There's a pretty strong chance that newly signed Rashad Jennings is going to be a bell-cow-type running back for the New York Giants in 2014. They don't tend to operate that way, and they're still holding out hope that David Wilson can recover from his neck surgery in time to be a significant factor, but if you were betting on it at this point you'd bet on Jennings to lead the Giants in carries, if only by process of elimination.

Now, the Giants rushed out and signed Jennings on the first day of free agency, which is a weird way for them or any team to act when it comes to running backs. The running back market these days tends to lag, and most teams seem content to let it play out and allow bargains to come to them. So the fact that the Giants locked up Jennings as soon as they were able to do so indicates that they saw something in him, specifically, that they liked better than other running backs they might have been able to get.

What might that be? Tough to tell. The Giants haven't offered anything in the way of media availability since free agency started, so while you can nose around behind the scenes a bit and ask, the people responsible for actually making the decisions aren't offering public explanations. Which means we must speculate. Which is fine, because we love to speculate.

What I know is that the Giants do employ advanced analytics in their player-evaluation process. And while I can't be certain they did so in targeting Jennings, there's nothing wrong with putting two and two together and landing on the belief that there are some underlying numbers that made them fall in love. The folks at NumberFire.com offered a pretty in-depth look last week at what some of those numbers might be and why they think Jennings was a good pickup for the Giants.

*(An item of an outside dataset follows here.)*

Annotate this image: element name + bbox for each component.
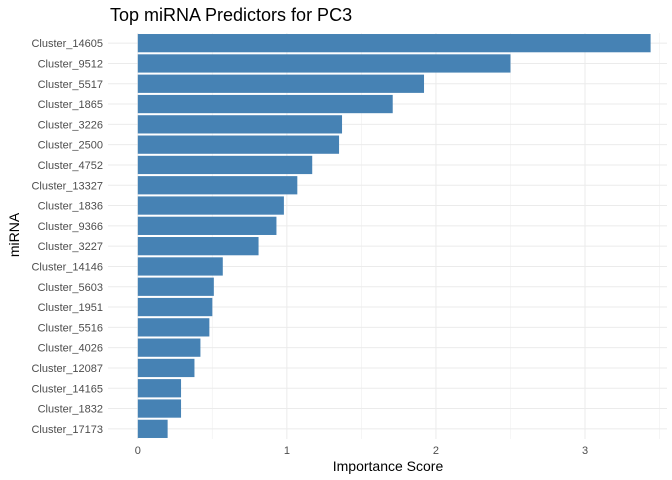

NumberFire uses a metric called "Net Expected Points" to evaluate player (and team) performance. Basically, they look at every possible situation on the field and assign it a point value based on what they expect the average team to score in that situation. A player's NEP score is the number of points they add to or subtract from that situation. In 2013, the Giants ranked 31st in rushing efficiency as a team in this metric. Jennings himself ranked sixth among players who carried the ball at least 150 times:

He got the volume, and he didn't disappoint.

Jennings' 11.80 Rushing NEP total was the polar opposite of teammate Darren McFadden's -17.49. While Jennings was adding 0.07 points to the Raiders output with each touch, DMC was losing 0.15. And of course the Raiders re-signed McFadden to a one-year deal today, letting Jennings walk. Of course.

Jennings can catch the ball out of the backfield, too, which was something the Giants lacked in 2013. In fact, Jennings' 36 catches (mind you, he didn't start the entire season) was only 22 off of the entire Giants' running back group combined. And that includes fullbacks.

It's very clear that this move for the Giants was a good one. Though today's NFL inherently devalues running backs, the G-Men were lacking at the position -- Rashad Jennings should be able to turn that misfortune around in a Giants uniform.

So there you have it. Again, I don't know what specific numbers, stats or eyeballed results the Giants used to determine that Jennings was their guy at running back. But these are the kinds of things they look at. And even if this isn't what they saw, it offers Giants fans a reason to feel optimistic about what Jennings might be able to do for them if he does end up as the Giants' primary ballcarrier.

It's true that a big part of the Giants' problem last year was poor blocking by the offensive line and the tight ends, but the key thing to remember here is that Jennings' score is his alone, and represents what he himself adds to the play, independent of other factors. So while, yes, the Giants have to do a better job of run-blocking if any back is going to succeed, the addition of Jennings could work to make the overall run game better regardless.